The value of the currency in our pockets continually fluctuates based on world events. For example, immediately after the UK announced its intention to leave the European Union in June 2016, the pound fell in value against the dollar from $1.42/£1 to $1.36/£1. Although this may seem like an abstract price movement for an ordinary member of the public, the price movement of currencies can actually have a significant impact on our investments.
Why Do Currencies Change Value?
The value of a currency is affected by a variety of variables. However, chiefly, the exchange rate of two currencies fluctuates depending on levels of supply and demand. This is often determined by the rate of inflation, the monetary policy of that country, and the country’s political and economic conditions, as well as a number of other factors. A stronger economy generally implies a stronger currency, as strong economic performance makes global investors more inclined to buy assets denominated in that currency.
However, it should also be noted that all of these factors create a level of systematic and unsystematic risk for investors, as many of these political announcements and policy decisions can be hard to predict.
How Do Changing Currency Prices Impact My Investments?
Forex traders are directly exposed to fluctuations in currency prices. Currencies are bought and sold in pairs, which will then rise or fall in value against the other. In addition, in these trades, bought currencies earn interest while sold currencies impose interest.
But, you don’t need to be investing in the forex market for currency price movements to affect your investments, particularly if you invest in foreign stocks or bonds. This is because any profits or losses you make can be offset by a shift in the currency’s value against sterling.
For example, if you buy shares in a European firm worth €5 per share and the exchange rate is €1.5/£1, each share is worth £3.33. Should you buy 50 shares, you will pay £166.50. If, one year later, the share price remains €5 but the exchange rate changes to €1.34/£1, your shares will be worth £186.56, meaning you have made £20.06 as a direct result of fluctuating currency prices.
Likewise, even if you only hold UK assets, you’re exposed to fluctuating currency values, as many UK companies make their sales abroad, which leads to rising and falling profits when these deals are translated back into sterling.
How Do I Protect Myself from Fluctuating Currency Prices?
Currency price movements are incredibly difficult to predict, and although you can avoid direct exposure by not investing in the forex market, it’s incredibly difficult to avoid indirect exposure in other investments.

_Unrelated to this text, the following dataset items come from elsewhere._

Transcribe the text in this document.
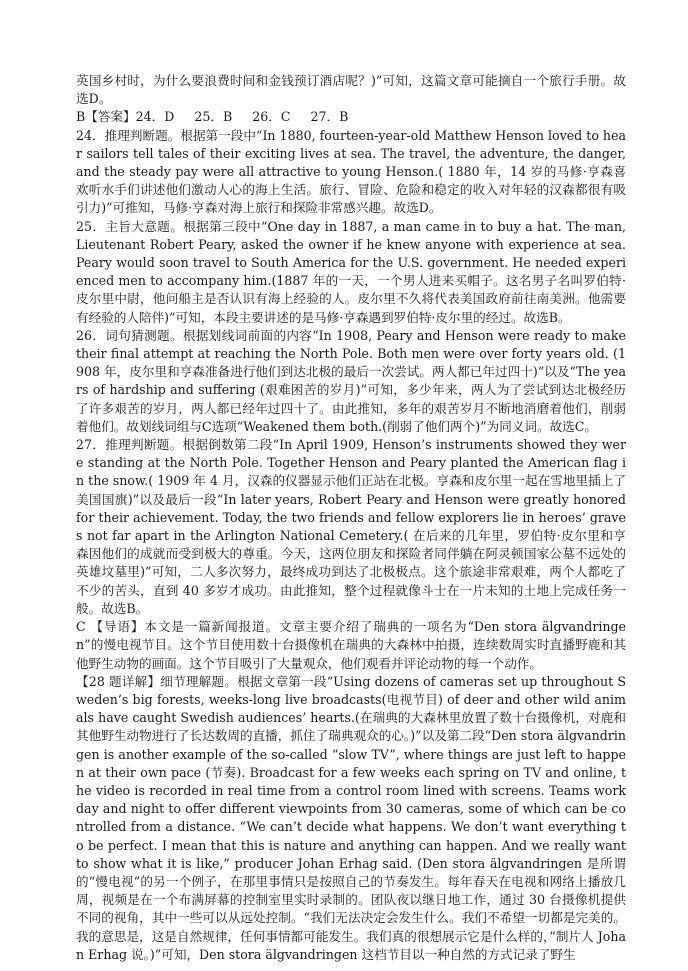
英国乡村时，为什么要浪费时间和金钱预订酒店呢？)”可知，这篇文章可能摘自一个旅行手册。故选D。

B【答案】24．D     25．B     26．C     27．B

24．推理判断题。根据第一段中“In 1880, fourteen-year-old Matthew Henson loved to hear sailors tell tales of their exciting lives at sea. The travel, the adventure, the danger, and the steady pay were all attractive to young Henson.( 1880 年，14 岁的马修·亨森喜欢听水手们讲述他们激动人心的海上生活。旅行、冒险、危险和稳定的收入对年轻的汉森都很有吸引力)”可推知，马修·亨森对海上旅行和探险非常感兴趣。故选D。

25．主旨大意题。根据第三段中“One day in 1887, a man came in to buy a hat. The man, Lieutenant Robert Peary, asked the owner if he knew anyone with experience at sea. Peary would soon travel to South America for the U.S. government. He needed experienced men to accompany him.(1887 年的一天，一个男人进来买帽子。这名男子名叫罗伯特·皮尔里中尉，他问船主是否认识有海上经验的人。皮尔里不久将代表美国政府前往南美洲。他需要有经验的人陪伴)”可知，本段主要讲述的是马修·亨森遇到罗伯特·皮尔里的经过。故选B。

26．词句猜测题。根据划线词前面的内容“In 1908, Peary and Henson were ready to make their final attempt at reaching the North Pole. Both men were over forty years old. (1908 年，皮尔里和亨森准备进行他们到达北极的最后一次尝试。两人都已年过四十)”以及“The years of hardship and suffering (艰难困苦的岁月)”可知，多少年来，两人为了尝试到达北极经历了许多艰苦的岁月，两人都已经年过四十了。由此推知，多年的艰苦岁月不断地消磨着他们，削弱着他们。故划线词组与C选项“Weakened them both.(削弱了他们两个)”为同义词。故选C。

27．推理判断题。根据倒数第二段“In April 1909, Henson’s instruments showed they were standing at the North Pole. Together Henson and Peary planted the American flag in the snow.( 1909 年 4 月，汉森的仪器显示他们正站在北极。亨森和皮尔里一起在雪地里插上了美国国旗)”以及最后一段“In later years, Robert Peary and Henson were greatly honored for their achievement. Today, the two friends and fellow explorers lie in heroes’ graves not far apart in the Arlington National Cemetery.( 在后来的几年里，罗伯特·皮尔里和亨森因他们的成就而受到极大的尊重。今天，这两位朋友和探险者同伴躺在阿灵顿国家公墓不远处的英雄坟墓里)”可知，二人多次努力，最终成功到达了北极极点。这个旅途非常艰难，两个人都吃了不少的苦头，直到 40 多岁才成功。由此推知，整个过程就像斗士在一片未知的土地上完成任务一般。故选B。

C 【导语】本文是一篇新闻报道。文章主要介绍了瑞典的一项名为“Den stora älgvandringen”的慢电视节目。这个节目使用数十台摄像机在瑞典的大森林中拍摄，连续数周实时直播野鹿和其他野生动物的画面。这个节目吸引了大量观众，他们观看并评论动物的每一个动作。

【28 题详解】细节理解题。根据文章第一段“Using dozens of cameras set up throughout Sweden’s big forests, weeks-long live broadcasts(电视节目) of deer and other wild animals have caught Swedish audiences’ hearts.(在瑞典的大森林里放置了数十台摄像机，对鹿和其他野生动物进行了长达数周的直播，抓住了瑞典观众的心。)”以及第二段“Den stora älgvandringen is another example of the so-called “slow TV”, where things are just left to happen at their own pace (节奏). Broadcast for a few weeks each spring on TV and online, the video is recorded in real time from a control room lined with screens. Teams work day and night to offer different viewpoints from 30 cameras, some of which can be controlled from a distance. “We can’t decide what happens. We don’t want everything to be perfect. I mean that this is nature and anything can happen. And we really want to show what it is like,” producer Johan Erhag said. (Den stora älgvandringen 是所谓的“慢电视”的另一个例子，在那里事情只是按照自己的节奏发生。每年春天在电视和网络上播放几周，视频是在一个布满屏幕的控制室里实时录制的。团队夜以继日地工作，通过 30 台摄像机提供不同的视角，其中一些可以从远处控制。“我们无法决定会发生什么。我们不希望一切都是完美的。我的意思是，这是自然规律，任何事情都可能发生。我们真的很想展示它是什么样的，”制片人 Johan Erhag 说。)”可知，Den stora älgvandringen 这档节目以一种自然的方式记录了野生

By diversifying your portfolio of investments to include small firms, blue-chip companies and overseas investments, you can help to mitigate some risk through geographic diversification. In addition, by spreading your investments out, losses in one market may be offset by good performance in another.
However, remember that if you buy shares in a foreign company, for example, you’re making investment decisions based on the company and the performance of the currency, so you’ll need to assess both factors before you invest.
By ensuring that your portfolio is diversified, you’ll be able to ensure that you’re not overly-exposed to a particular risk. However, before you make any investment decision, you should remember the potential impact of the risk caused by fluctuating currency prices. Overall, your level of exposure to currency risk is likely to be predicted by your risk tolerance level.